The autumn 2013 issue of the Journal of the History of the Behavioral Sciences is now online. Included in this issue are three all new articles. The history of John Zubek’s (left) sensory deprivation research is explored in an article by Mical Raz, while Andrew Jewett discusses the social science involvement in United States Department of Agriculture research in the 1930s. A further article details the relationship between British sociology and colonialism in the mid-twentieth century. Full titles, authors, and abstracts follow below.
“Alone Again: John Zubek and the Troubled History of Sensory Deprivation Research,” by Mical Raz. The abstract reads,
In the 1950s, sensory deprivation research emerged as an influential new field for behavioral science researchers, supported by the intelligence community. Within a few years, deprivation research had become ubiquitous; images of sensory deprivation were invoked to explain a wide range of phenomena, from religious revelations to the very structure of psychoanalysis. Yet within a decade and a half, this field of research became implicated in cases of torture and abuse.
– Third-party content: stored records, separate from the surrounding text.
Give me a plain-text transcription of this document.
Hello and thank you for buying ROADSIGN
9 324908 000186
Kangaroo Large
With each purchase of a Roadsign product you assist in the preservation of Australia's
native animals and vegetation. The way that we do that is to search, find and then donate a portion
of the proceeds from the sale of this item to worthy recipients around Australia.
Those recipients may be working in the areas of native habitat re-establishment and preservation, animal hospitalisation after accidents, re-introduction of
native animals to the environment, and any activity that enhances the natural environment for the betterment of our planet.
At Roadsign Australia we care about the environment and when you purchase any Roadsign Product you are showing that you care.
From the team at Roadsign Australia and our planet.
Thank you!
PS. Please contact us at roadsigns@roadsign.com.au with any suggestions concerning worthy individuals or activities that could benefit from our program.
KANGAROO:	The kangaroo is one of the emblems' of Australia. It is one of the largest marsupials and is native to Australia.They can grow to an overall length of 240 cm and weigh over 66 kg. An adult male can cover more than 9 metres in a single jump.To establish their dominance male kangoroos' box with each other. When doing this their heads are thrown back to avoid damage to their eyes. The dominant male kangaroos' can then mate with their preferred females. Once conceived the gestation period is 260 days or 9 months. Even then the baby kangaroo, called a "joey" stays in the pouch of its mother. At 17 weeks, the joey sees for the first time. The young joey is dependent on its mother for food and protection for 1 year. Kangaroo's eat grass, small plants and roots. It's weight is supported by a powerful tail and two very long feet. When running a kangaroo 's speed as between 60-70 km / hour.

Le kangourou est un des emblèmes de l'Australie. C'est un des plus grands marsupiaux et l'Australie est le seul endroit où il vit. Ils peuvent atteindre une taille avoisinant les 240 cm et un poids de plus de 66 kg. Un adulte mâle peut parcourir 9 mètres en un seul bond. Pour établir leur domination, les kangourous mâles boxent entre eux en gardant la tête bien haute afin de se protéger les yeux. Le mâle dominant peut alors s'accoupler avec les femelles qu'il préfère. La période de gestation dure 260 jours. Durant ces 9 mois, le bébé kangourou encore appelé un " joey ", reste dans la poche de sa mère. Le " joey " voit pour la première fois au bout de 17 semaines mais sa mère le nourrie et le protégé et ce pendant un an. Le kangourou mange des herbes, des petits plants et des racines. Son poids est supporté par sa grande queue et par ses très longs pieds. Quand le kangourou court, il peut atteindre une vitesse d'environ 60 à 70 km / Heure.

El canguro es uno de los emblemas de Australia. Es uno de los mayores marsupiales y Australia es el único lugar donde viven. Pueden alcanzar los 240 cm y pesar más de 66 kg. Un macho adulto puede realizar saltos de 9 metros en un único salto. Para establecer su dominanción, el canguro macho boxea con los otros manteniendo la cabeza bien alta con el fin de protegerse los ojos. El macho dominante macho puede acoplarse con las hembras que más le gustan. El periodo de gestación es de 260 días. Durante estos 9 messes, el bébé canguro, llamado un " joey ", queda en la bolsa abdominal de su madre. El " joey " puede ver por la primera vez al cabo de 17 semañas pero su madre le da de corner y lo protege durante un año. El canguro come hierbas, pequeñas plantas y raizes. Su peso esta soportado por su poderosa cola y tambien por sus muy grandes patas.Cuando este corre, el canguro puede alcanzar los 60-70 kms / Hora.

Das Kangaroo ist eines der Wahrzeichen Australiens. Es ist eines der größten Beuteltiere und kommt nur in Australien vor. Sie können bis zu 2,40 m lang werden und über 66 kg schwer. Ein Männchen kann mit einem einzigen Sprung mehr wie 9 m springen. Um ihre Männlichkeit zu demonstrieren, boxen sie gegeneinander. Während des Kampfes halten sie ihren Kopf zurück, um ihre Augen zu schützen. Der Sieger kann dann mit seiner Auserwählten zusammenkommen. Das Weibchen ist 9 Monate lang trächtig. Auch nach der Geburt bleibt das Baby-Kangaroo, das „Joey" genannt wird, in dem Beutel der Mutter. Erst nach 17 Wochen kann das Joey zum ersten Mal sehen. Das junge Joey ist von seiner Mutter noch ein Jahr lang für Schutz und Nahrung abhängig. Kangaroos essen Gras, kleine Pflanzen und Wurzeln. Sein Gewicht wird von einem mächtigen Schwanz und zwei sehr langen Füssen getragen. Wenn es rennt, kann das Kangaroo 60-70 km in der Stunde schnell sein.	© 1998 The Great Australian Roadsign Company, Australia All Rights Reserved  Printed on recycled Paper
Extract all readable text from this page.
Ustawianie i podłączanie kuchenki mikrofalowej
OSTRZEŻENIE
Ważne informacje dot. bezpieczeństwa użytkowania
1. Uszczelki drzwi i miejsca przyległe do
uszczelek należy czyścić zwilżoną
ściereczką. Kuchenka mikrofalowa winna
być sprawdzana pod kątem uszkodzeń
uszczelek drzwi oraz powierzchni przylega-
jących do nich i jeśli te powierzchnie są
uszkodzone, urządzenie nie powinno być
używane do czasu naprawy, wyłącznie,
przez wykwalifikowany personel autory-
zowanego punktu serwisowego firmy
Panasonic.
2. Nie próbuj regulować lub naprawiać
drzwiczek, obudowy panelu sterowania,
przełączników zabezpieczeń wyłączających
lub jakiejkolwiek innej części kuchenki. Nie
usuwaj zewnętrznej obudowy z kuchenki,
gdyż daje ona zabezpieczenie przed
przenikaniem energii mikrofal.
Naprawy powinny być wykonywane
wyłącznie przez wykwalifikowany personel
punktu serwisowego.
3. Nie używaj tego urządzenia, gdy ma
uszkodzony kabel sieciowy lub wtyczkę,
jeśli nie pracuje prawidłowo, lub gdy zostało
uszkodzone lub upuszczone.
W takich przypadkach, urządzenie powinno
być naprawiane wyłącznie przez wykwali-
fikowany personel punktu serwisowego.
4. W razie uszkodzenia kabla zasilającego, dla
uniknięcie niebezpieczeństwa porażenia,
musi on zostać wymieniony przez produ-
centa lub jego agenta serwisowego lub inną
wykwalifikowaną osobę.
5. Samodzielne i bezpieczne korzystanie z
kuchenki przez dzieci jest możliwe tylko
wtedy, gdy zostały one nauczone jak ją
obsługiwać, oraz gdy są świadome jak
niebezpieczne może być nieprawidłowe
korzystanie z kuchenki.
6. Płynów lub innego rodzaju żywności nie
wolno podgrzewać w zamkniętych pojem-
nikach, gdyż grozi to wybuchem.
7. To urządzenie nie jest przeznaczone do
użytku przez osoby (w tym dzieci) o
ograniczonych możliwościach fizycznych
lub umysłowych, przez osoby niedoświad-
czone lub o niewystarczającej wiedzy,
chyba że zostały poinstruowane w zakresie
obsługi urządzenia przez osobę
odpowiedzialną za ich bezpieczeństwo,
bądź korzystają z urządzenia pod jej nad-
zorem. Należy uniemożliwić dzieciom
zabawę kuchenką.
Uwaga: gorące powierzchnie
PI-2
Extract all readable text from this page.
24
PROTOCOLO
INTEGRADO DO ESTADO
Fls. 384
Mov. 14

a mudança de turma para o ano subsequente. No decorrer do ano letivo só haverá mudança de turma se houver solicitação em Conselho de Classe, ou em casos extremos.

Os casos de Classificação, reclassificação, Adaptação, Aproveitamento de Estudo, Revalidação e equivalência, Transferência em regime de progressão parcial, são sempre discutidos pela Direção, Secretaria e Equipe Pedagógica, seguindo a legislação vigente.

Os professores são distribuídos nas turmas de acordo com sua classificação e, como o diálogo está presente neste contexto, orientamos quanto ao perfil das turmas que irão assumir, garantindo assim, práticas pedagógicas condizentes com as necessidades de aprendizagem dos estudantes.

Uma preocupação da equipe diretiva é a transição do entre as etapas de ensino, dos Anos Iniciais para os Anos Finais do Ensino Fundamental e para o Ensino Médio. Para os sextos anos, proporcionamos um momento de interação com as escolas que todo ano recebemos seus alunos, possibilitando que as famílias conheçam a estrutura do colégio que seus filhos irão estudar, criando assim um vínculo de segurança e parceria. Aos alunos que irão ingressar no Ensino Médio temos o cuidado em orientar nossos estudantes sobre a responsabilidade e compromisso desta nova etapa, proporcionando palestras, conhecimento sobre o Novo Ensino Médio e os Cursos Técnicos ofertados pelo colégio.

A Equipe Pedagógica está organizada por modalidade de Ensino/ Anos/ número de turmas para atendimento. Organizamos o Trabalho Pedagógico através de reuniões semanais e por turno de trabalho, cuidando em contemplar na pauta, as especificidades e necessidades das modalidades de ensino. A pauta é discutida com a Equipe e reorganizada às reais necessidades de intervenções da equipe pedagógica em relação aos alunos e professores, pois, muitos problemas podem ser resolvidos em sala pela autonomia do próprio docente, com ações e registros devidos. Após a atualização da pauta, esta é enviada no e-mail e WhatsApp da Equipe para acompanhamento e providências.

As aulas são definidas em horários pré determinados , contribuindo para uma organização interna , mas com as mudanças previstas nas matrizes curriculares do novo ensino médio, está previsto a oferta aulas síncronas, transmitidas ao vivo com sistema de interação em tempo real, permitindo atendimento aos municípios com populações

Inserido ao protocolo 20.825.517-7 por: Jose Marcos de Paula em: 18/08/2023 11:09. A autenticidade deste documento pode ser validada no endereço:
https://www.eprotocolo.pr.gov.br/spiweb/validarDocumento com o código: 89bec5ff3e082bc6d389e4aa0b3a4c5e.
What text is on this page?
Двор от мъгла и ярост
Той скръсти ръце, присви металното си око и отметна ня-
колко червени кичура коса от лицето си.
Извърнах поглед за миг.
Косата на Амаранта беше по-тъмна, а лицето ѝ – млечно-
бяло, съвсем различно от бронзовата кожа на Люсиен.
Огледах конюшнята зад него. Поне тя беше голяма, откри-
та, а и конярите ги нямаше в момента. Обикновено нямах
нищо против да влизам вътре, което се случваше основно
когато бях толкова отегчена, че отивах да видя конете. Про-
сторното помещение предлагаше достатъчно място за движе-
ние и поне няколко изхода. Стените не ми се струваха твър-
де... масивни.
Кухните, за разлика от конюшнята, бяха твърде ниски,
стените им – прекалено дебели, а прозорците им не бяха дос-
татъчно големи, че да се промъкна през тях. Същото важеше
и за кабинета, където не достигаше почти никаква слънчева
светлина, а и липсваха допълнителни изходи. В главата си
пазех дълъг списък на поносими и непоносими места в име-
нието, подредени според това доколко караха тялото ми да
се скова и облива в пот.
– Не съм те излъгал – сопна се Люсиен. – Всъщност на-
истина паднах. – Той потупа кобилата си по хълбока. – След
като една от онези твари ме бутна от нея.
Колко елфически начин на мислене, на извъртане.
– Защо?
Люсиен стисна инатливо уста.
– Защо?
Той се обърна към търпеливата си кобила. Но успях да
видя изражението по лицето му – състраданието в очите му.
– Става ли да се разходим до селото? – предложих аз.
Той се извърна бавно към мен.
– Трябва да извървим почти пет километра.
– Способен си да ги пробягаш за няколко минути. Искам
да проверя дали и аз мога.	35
This article examines the history of University of Manitoba psychologist John Zubek, who remained one of the final researchers still conducting sensory deprivation research in the 1970s. It raises questions on how might it be possible to successfully and cautiously perform controversial research.
“The Social Sciences, Philosophy, and the Cultural Turn in the 1930s USDA,” by Andrew Jewett. The abstract reads,
One of the more unusual attempts by the American state to mobilize academic expertise unfolded in the late 1930s, when the United States Department of Agriculture (USDA) hired scholars in the “culture and personality” fields and philosophy to aid its efforts to promote economic, social, and cultural change in the countryside. USDA progressives also reached out to disciplinary scholars in other ways as they sought to institute a deliberative mode of planning in local communities and to remake the curricula of the land-grant colleges in support of that project. These USDA initiatives and scholars’ responses reveal that scientific knowledge was mobilized in the 1930s not just for the instrumental purpose of regulating economic behavior but also to explain and legitimate federal programs and to inform ambitious projects for cultural change. At the USDA, as at many other sites between the wars, scientific thinkers turned to the social sciences and philosophy in order to understand and then change the public mind.
“A Child of the Empire: British Sociology and Colonialism, 1940s–1960s,” by George Steinmetz. The abstract reads,
British sociology was established as an academic discipline between 1945 and 1965, just as the British Empire was gearing up for a new phase of developmental colonialism backed by the social and other sciences. Many parts of the emerging sociological discipline became entangled with colonialism. Key themes and methods in sociology and the staff of sociology departments emerged from this colonial context. Historians have tended to place postwar British sociology in the context of expanding higher education and the welfare state, and have overlooked this colonial constellation. The article reconstructs this forgotten moment of disciplinary founding and explores three of the factors that promoted colonial sociology: the Colonial Social Science Research Council, the so-called Asquith universities, and the social research institutes in the colonies; and the involvement of sociologists from the London School of Economics in training colonial officials.
Reviewed Books
Thomas A. Kohut. A German Generation: An Experiential History of the Twentieth Century.
Frank C. P. van der Horst. John Bowlby—From Psychoanalysis to Ethology: Unraveling the Roots of Attachment Theory.
Raymond E. Fancher & Alexandra Rutherford. Pioneers of Psychology.
Chris Renwick. British Sociology’s Lost Biological Roots: A History of Futures Past.
Diana Wyndham. Norman Haire and the Study of Sex.
Angus Burgin. The Great Persuasion: Reinventing Free Markets since the Depression.
Nicolas Guilhot (Ed.). The Invention of International Relations Theory: Realism, the Rockefeller Foundation, and the 1954 Conference on Theory.